Tubuh tua bu Masinah menggotong papan tulis, tak pernah sekali pun izin. Bu Juwariyah yang sekali pun belum bisa dan selalu mengelak ketika di tunjuk, selalu duduk dibangku terdepan, dan yang paling menangis ketika kita bilang akan kembali ke Surabaya. Bu Mainah, Bu Rubayyah yang menulis sambil menyusui anak. Bu Zubaidah dengan tangan kasar selepas memotong puluhan kilo ikan. Mereka se-niat itu untuk belajar. Betapa malunya seharusnya kita.
Perpisahan kemarin (12/04). Membuat saya harus merubah pandangan saya. Bahwa Ilmu tak semata kita peroleh kapan dan darimana, tapi apa manfaat yang di dapat orang lain dari ilmu kita.
Terimakasih penduduk Lekok, sesungguhnya bukan kita yang mengajari kalian, tapi kalian yang mengajari kita. Kita mungkin mengajari tentar mengeja huruf, mengenal alphabet, tapi  kalian mengajari kami indahnya berbagi, mengerti arti mensyukuri, bersama untuk saling memberi manfaat.
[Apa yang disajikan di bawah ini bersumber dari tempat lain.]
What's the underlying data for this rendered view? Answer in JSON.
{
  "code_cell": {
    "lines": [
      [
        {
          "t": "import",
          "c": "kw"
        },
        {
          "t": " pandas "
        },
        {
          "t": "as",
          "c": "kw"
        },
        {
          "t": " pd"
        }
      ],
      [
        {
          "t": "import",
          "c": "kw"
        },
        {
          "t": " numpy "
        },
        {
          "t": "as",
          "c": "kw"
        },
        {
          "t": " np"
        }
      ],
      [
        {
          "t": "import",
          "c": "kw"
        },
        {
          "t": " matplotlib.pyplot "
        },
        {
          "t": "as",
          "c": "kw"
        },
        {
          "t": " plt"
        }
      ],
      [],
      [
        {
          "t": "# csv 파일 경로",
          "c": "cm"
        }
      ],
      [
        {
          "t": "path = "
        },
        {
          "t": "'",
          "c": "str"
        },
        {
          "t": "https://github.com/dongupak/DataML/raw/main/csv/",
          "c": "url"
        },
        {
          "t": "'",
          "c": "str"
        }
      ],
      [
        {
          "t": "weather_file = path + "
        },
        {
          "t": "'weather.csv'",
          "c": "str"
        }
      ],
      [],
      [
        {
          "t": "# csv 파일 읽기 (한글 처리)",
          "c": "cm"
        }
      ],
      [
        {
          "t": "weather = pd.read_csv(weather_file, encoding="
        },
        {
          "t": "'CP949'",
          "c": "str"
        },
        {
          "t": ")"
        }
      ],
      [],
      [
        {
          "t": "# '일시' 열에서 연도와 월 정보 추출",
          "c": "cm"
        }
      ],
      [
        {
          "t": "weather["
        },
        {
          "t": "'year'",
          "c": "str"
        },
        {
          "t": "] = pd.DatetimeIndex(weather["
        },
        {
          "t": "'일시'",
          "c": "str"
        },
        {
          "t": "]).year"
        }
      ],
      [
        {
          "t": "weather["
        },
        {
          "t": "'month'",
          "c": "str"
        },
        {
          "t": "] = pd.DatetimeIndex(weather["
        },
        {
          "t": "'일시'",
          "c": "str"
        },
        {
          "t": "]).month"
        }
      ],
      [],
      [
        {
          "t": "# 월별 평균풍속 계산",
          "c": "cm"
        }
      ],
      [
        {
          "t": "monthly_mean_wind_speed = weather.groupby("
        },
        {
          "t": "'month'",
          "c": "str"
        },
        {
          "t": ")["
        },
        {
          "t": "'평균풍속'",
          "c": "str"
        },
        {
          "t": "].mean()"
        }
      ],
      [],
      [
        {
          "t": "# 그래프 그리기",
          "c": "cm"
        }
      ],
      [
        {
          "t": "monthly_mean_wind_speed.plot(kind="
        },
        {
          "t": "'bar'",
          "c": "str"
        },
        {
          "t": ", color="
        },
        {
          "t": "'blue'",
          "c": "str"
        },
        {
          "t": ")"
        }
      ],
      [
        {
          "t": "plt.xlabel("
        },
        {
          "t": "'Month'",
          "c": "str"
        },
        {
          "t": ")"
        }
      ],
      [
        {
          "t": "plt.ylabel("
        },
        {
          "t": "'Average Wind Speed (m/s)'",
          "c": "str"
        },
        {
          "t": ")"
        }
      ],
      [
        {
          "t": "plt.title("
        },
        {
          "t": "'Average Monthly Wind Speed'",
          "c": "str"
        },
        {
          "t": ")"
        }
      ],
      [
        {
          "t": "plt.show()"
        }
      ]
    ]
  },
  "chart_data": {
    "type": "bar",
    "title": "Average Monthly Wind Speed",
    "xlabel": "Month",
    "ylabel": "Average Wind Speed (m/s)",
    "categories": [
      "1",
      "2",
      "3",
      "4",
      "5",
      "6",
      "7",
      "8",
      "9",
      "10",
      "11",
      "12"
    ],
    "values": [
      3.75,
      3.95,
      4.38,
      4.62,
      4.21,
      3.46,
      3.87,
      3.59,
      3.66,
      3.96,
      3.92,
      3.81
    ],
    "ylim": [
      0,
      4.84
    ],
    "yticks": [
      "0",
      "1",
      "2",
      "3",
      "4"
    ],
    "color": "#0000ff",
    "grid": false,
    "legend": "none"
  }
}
Kami, Ibu-Ibu mahasiswa, tidak meminta apa-apa dari kalian, hanya lanjutkan semangat belajar kalian. Di sela apa pun, sesibuk apa pun, belajar dan belajar, di samping mendekat ke arahNya. Terimakasih sekali lagi tak terhingga, terutama untuk oleh-oleh yang luar biasa banyaknya, hehe. Terimakasih tawaran naik perahu ke tengah laut (meskipun nggak jadi). Kami pasti merindukan kalian suatu saat.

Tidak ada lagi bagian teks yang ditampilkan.